Homer's annotatePeaks.pl centers tags for counting, based on their estimated ChIP-fragment lengths. To avoid that, the -len/fragLength
parameter can be set to 1 (as is useful in the case of 5' RNA).
This can be seen by running annotatePeaks.pl (can be downloaded from here) without any parameters, to see its help.
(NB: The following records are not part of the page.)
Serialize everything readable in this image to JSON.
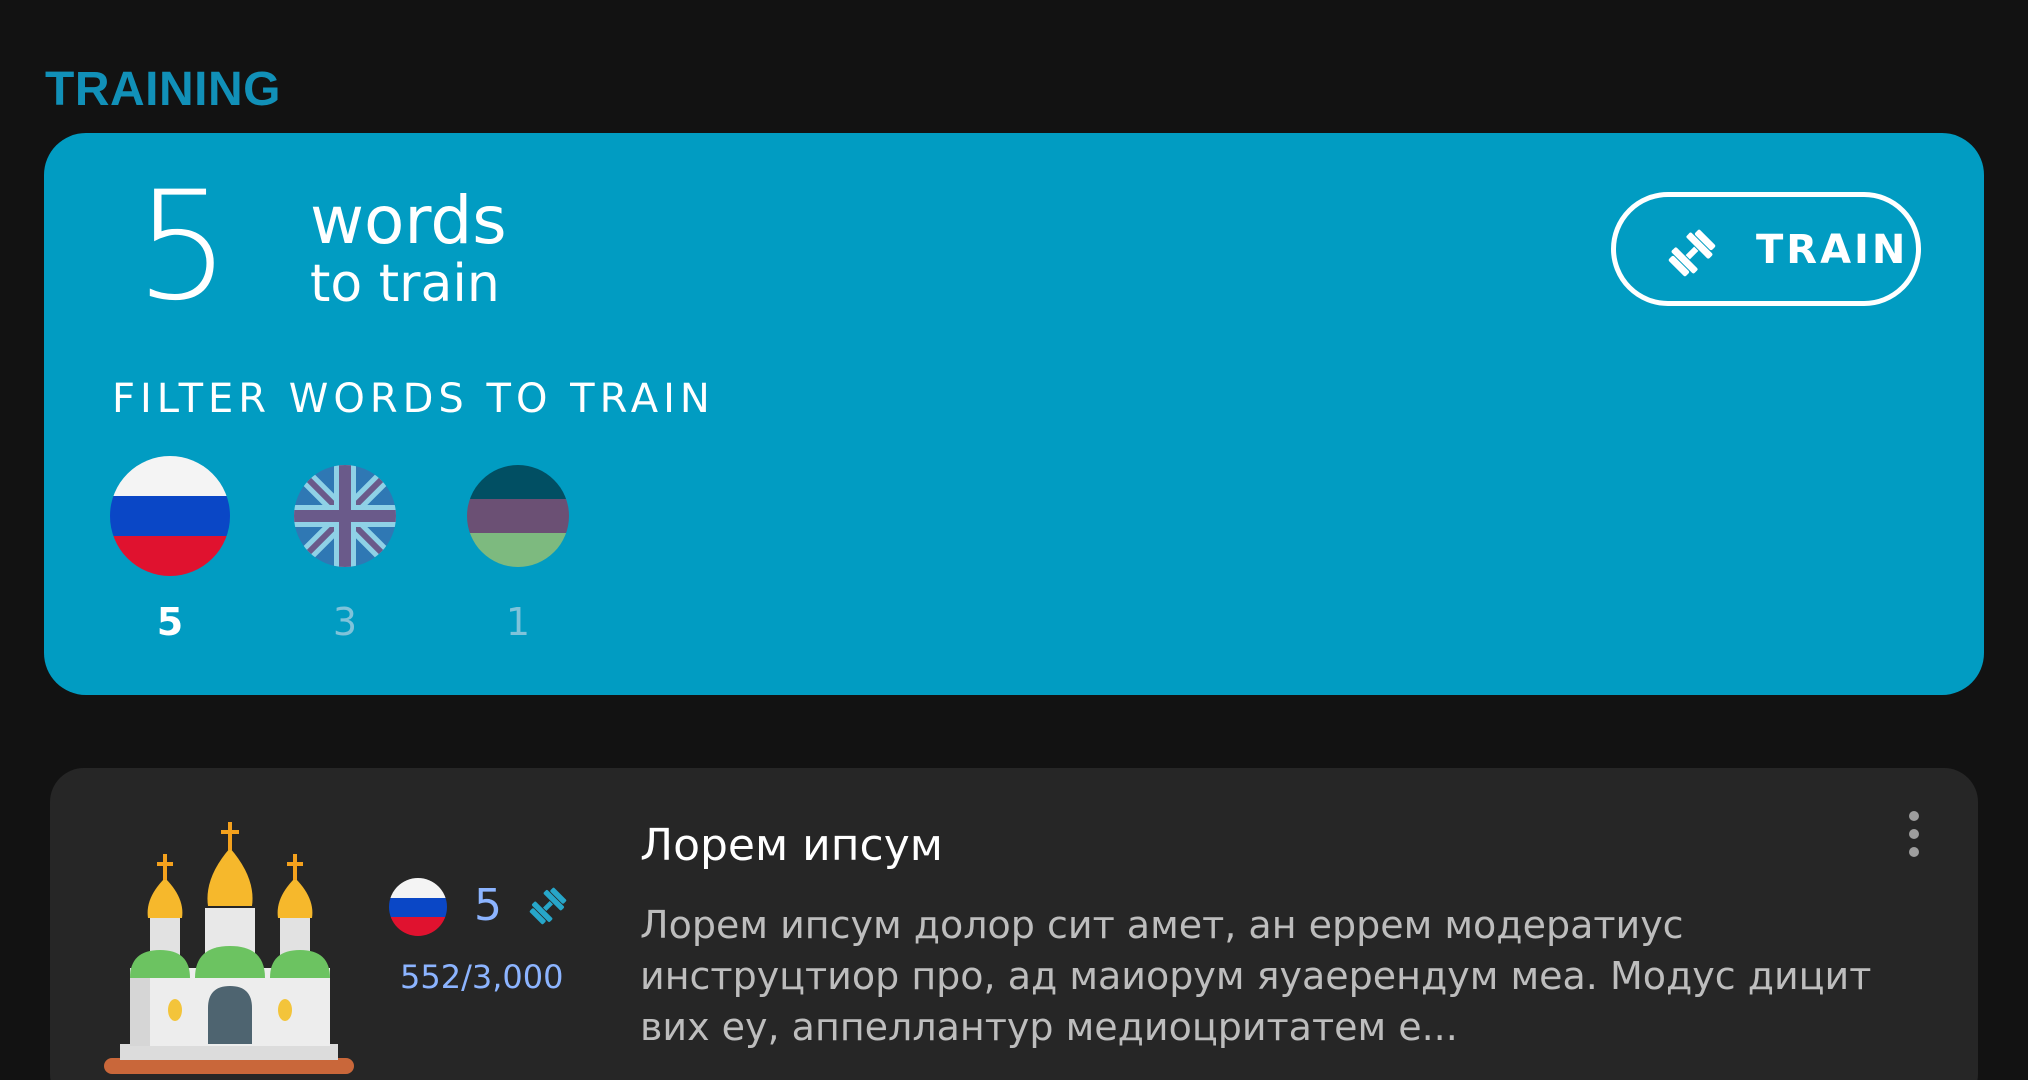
{
  "section": {
    "title": "TRAINING"
  },
  "training": {
    "count": "5",
    "words_label": "words",
    "to_train_label": "to train",
    "train_button_label": "TRAIN",
    "filter_title": "FILTER WORDS TO TRAIN",
    "filters": [
      {
        "language": "russian-flag",
        "count": "5",
        "selected": true
      },
      {
        "language": "uk-flag",
        "count": "3",
        "selected": false
      },
      {
        "language": "tricolor-flag",
        "count": "1",
        "selected": false
      }
    ]
  },
  "course": {
    "title": "Лорем ипсум",
    "flag": "russian-flag",
    "count": "5",
    "progress": "552/3,000",
    "description": "Лорем ипсум долор сит амет, ан еррем модератиус инструцтиор про, ад маиорум яуаерендум меа. Модус дицит вих еу, аппеллантур медиоцритатем е..."
  },
  "colors": {
    "accent": "#019cc2",
    "section_title": "#1190b8",
    "background": "#121212",
    "card": "#262626",
    "progress": "#8cb4ff"
  }
}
However, I have found that changing it by setting the -len
parameter from auto to 1 influences the results by a magnitude (in my case).
With -len auto:
annotatePeaks.pl Tiles.pos GRCm38 -norm 1e8 -size 2000 -len auto -hist 50 -ghist -d GSE124804_tagDir/ | head -2 | tail -1
1604 1.43958868894602 1.43958868894602 1.72750642673522 1.87146529562982 1.72750642673522 1.87146529562982 2.59125964010283 2.87917737789203 2.87917737789203 2.59125964010283 2.73521850899743 2.73521850899743 2.73521850899743 3.02313624678663 2.73521850899743 2.87917737789203 3.74293059125964 4.17480719794345 4.46272493573265 4.31876606683805 4.03084832904884 5.18251928020566 5.03856041131105 5.47043701799486 4.75064267352185 3.88688946015424 3.31105398457584 3.02313624678663 3.31105398457584 3.59897172236504 2.44730077120823 1.72750642673522 2.01542416452442 1.87146529562982 2.44730077120823 2.30334190231363 2.15938303341902 2.15938303341902 2.15938303341902 2.15938303341902 2.15938303341902
with -len 1 :
annotatePeaks.pl Tiles.pos GRCm38 -norm 1e8 -size 2000 -len 1 -hist 50 -ghist -d GSE124804_tagDir/ | head -2 | tail -1
1604 56 0 0 0 112 56 280 168 112 56 224 56 56 168 224 112 168 -5.6843418860808e-14 224 112 -7.105427357601e-14 560 224 448 504 280 55.9999999999997 -2.91322521661641e-13 -2.91322521661641e-13 55.9999999999997 55.9999999999997 55.9999999999997 112 -2.98427949019242e-13 224 168 112 280 55.9999999999996 55.9999999999996 112
What can explain it?
The tagDir is base on a bam file of paired-end reads, the 9th field of bam file (fragment length) ranges from about -450 to +450
I would presume that is due to your normalization?
The mapped read is usually extended to the presumed ChIP-fragment length of several hundred base pairs. By limiting it to 1bp, you will lose >99,5% of your total counts. If you still normalize to 1e8 total counts, the remaining counts will be multiplied with the respective factors to make up for this loss.